SABRINA MEZZAQUI progetta scrivendo non disegnando, facendo seguire momenti molto solitari che «si nutrono di silenzio, passeggiate, letture» con fasi di grande coralità. Condividere la manualità ha qualcosa di rituale ed è anche una sfida alla noia. «Ci sono cose che se fatte lungamente da sole sono semplicemente soporifere, invece se le si fanno insieme rendono tutto più leggero». Bianco naturale nasce proprio come pratica di condivisione quando nel 2016, nell’ambito della rassegna Ciò che ci rende umani (organizzata dal Teatro Valdoca di Cesena) l’artista era stata invitata a tenere il laboratorio Meditazione delle mani. «Si dovevano portare forbici, citazioni sul valore della manualità e la tazza per il tè. Io ho messo il resto, abbiamo lavorato in silenzio tagliando la carta in foglioline e infilando perline».

IN QUEI DUE GIORNI è stata realizzata la collana lunga novanta metri (la memoria del processo creativo è affidata alle foto in bianco e nero di Paolo Carraro) contenuta nel recipiente di argilla bianca realizzato da Maria Cristina Navacchia che è circondato di polvere di marmo. Ancora una citazione significativa nell’opera 618 (E.D.): Emily Dickinson. Analizzando i versi di questa poesia Mezzaqui ritrova, in particolare, il potere se non taumaturgico certamente terapeutico dell’arte.

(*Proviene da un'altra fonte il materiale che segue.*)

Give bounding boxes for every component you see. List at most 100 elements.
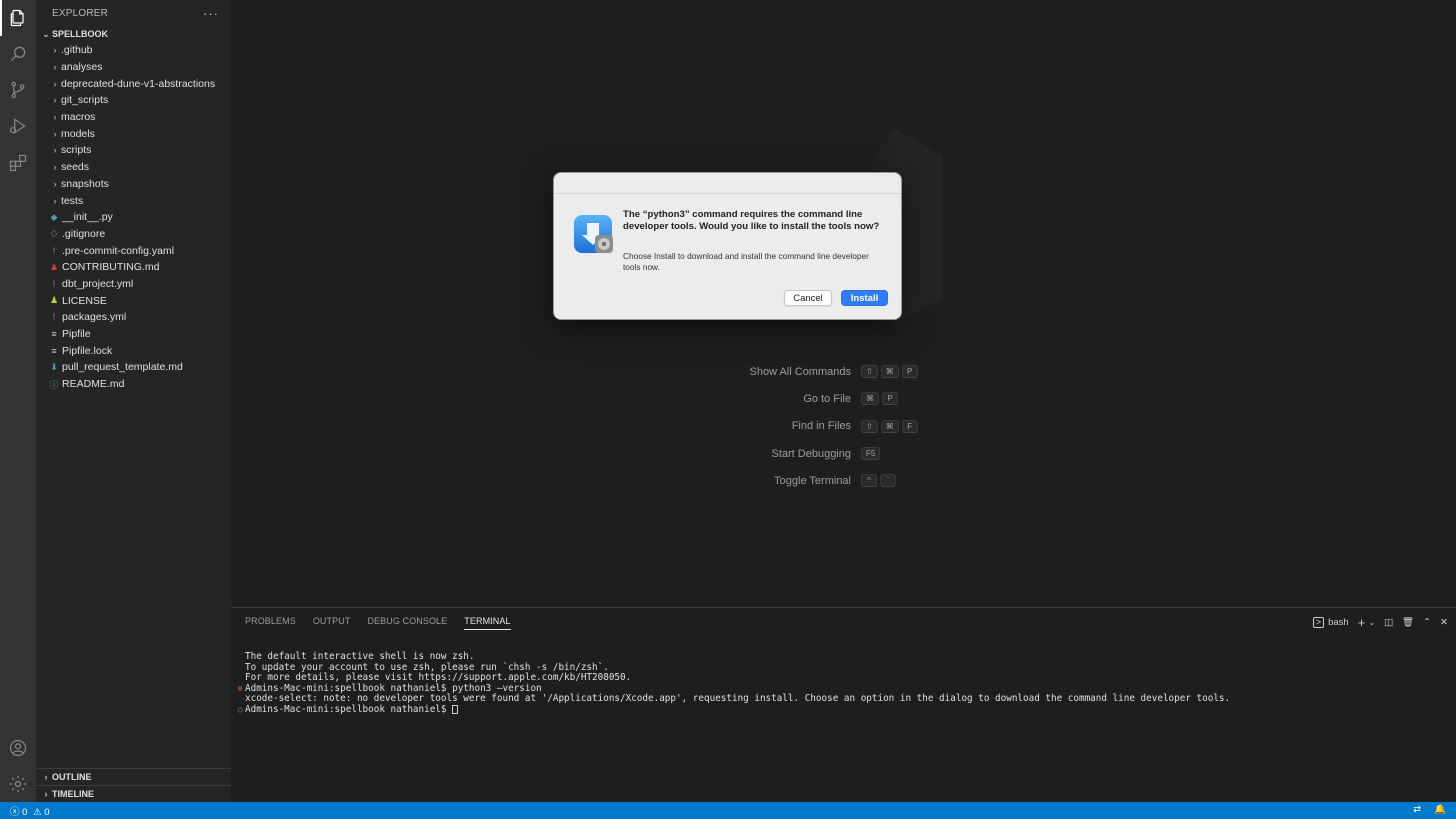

NON TANTO IN SENSO contemplativo, quanto operativo. Le mani che appuntano spilli o rattoppano o quelle che disegnano e colorano come in Fare fiori. «Questi cinquecento fiori sono stati disegnati a mano, in un anno, da un’unica persona. Questa persona è mia madre. È la prima volta che faccio un lavoro aiutata da lei. Mia madre è psicotica, vive in una struttura da tanto tempo. Disegna ogni giorno. È come materiale incandescente, per me, ma è anche un’esperienza salvifica».